A propos de son tableau Le Bar de nuit, Van Gogh écrivait : « j’ai voulu montrer qu’un bar est un lieu où l’on peut devenir fou, commettre des crimes… ». L’Humanité tend incontestablement vers un même but : traquer la folie humaine là où elle se terre et ne dort que d’un oeil ; pas dans les bars, en l’occurrence, mais au plus profond des petites villes de France, dans ces quasi « no man’s lands » ruraux, soit ce fameux « cul du monde » où le vide côtoie si souvent l’ignorance. Déjà dans La Vie de Jésus, le cinéaste donnait le ton, posait le décor. Celui d’un monde où les jeunes attendent de mourir en s’emmerdant, se laissent exister sans réfléchir, et submerger par une tristesse sourde dont la cause (évidente pour la caméra) leur échappe complètement.

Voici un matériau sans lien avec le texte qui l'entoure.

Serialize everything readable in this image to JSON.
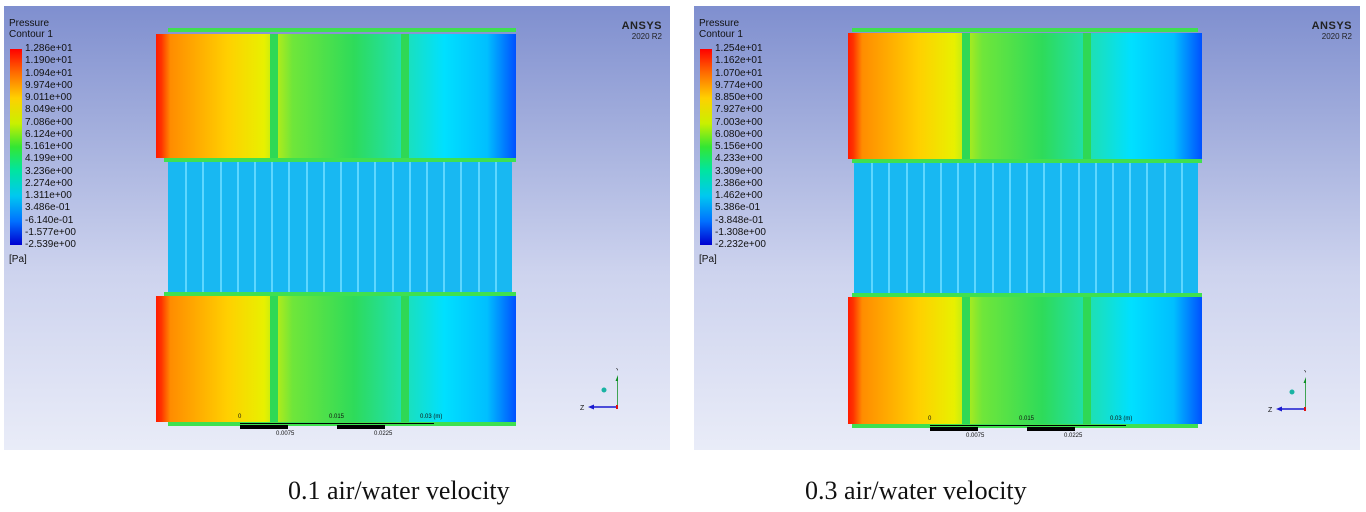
{
  "panels": [
    {
      "legend_title_1": "Pressure",
      "legend_title_2": "Contour 1",
      "brand": "ANSYS",
      "version": "2020 R2",
      "unit": "[Pa]",
      "ticks": [
        "1.286e+01",
        "1.190e+01",
        "1.094e+01",
        "9.974e+00",
        "9.011e+00",
        "8.049e+00",
        "7.086e+00",
        "6.124e+00",
        "5.161e+00",
        "4.199e+00",
        "3.236e+00",
        "2.274e+00",
        "1.311e+00",
        "3.486e-01",
        "-6.140e-01",
        "-1.577e+00",
        "-2.539e+00"
      ],
      "scale_top": [
        "0",
        "0.015",
        "0.03  (m)"
      ],
      "scale_bottom": [
        "0.0075",
        "0.0225"
      ],
      "axis_y": "Y",
      "axis_z": "Z",
      "caption": "0.1 air/water velocity"
    },
    {
      "legend_title_1": "Pressure",
      "legend_title_2": "Contour 1",
      "brand": "ANSYS",
      "version": "2020 R2",
      "unit": "[Pa]",
      "ticks": [
        "1.254e+01",
        "1.162e+01",
        "1.070e+01",
        "9.774e+00",
        "8.850e+00",
        "7.927e+00",
        "7.003e+00",
        "6.080e+00",
        "5.156e+00",
        "4.233e+00",
        "3.309e+00",
        "2.386e+00",
        "1.462e+00",
        "5.386e-01",
        "-3.848e-01",
        "-1.308e+00",
        "-2.232e+00"
      ],
      "scale_top": [
        "0",
        "0.015",
        "0.03  (m)"
      ],
      "scale_bottom": [
        "0.0075",
        "0.0225"
      ],
      "axis_y": "Y",
      "axis_z": "Z",
      "caption": "0.3 air/water velocity"
    }
  ]
}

Comme dans son premier film, Bruno Dumont construit L’Humanité autour d’une figure éteinte, d’un « corps pensant » dont les actes et paroles se réduisent à l’essentiel, au prosaïque, mais dont le corps et les yeux ne cessent de crier, de supplier et de désirer. Ce personnage, c’est Pharaon De Winter, « un grand garçon » quasi autiste d’une trentaine d’années, (néanmoins) lieutenant de police, et à qui sa mère (chez qui il vit encore) a cru bon de donner le nom peu commun de son grand-père peintre, seule gloire de la famille.

Le film s’ouvre sur la course effrénée de Pharaon dans la nature, peu avant qu’il ne s’écroule de fatigue dans un champ, pas loin duquel on vient à peine de retrouver le cadavre d’une petite fille violée. Quelques plans plus tard, Pharaon est chargé d’enquêter sur ce crime, dont il est peut-être l’auteur. Ce « peut-être » est primordial ; il conditionne à lui seul le propos du film. L’important n’est pas en effet de savoir si Pharaon est un criminel, mais de comprendre que la pathétique existence qui est la sienne, cet environnement générateur de folie qui l’oppresse et le contraint désespérément à refouler ses pulsions, en fait irrémédiablement un tueur potentiel. L’intrigue policière n’est qu’un prétexte, et en dissimule une autre, dont l’objet serait, comme le dit Bruno Dumont, « la culpabilité universelle, celle de notre monstrueuse nature ».

L’Humanité n’est donc en rien une plongée introspective au coeur d’une âme criminelle, mais bien une oeuvre métaphysique ; le style de Dumont n’est pas au service d’un scénario, mais de la condition humaine. Ainsi, le cinéaste donne à ses plans la fixité et la profondeur d’un regard sur le néant, filme tour à tour la nature comme une démence nauséeuse ou un vertige sublime, et inflige à ses personnages, par le biais de l’histoire, une douloureuse confrontation existentialiste avec les choses. En cela, Bruno Dumont n’est pas à proprement parler un cinéaste pessimiste : ses personnages et les lieux qu’il filme lui donnent matière à interroger le monde, à remettre l’homme en question (en le filmant sous son jour le plus effrayant), plutôt qu’à apposer un regard désabusé sur ce qui l’entoure ; pas pessimiste, donc, mais violent dans son approche. Parfois trop, d’ailleurs… Si son talent passe par le refus de toute concession, certains partis pris sont difficilement tolérables : évidemment, on pourrait penser que le gros plan d’un vagin ensanglanté (la petite fille violée) nous oblige à relativiser notre place sur cette terre, mais à vrai dire non, car terrorisme et cinéma n’ont jamais fait bon ménage. De tels choix de mise en scène (la manière qu’il a de filmer crûment le sexe en est une autre) ne parviennent qu’à choquer, et pire, nous distraient, nous détournent de la force contemplative dont est empreint le reste du film. Celui-ci, vous l’aurez compris, n’en reste pas moins fascinant, et témoigne d’un réel talent.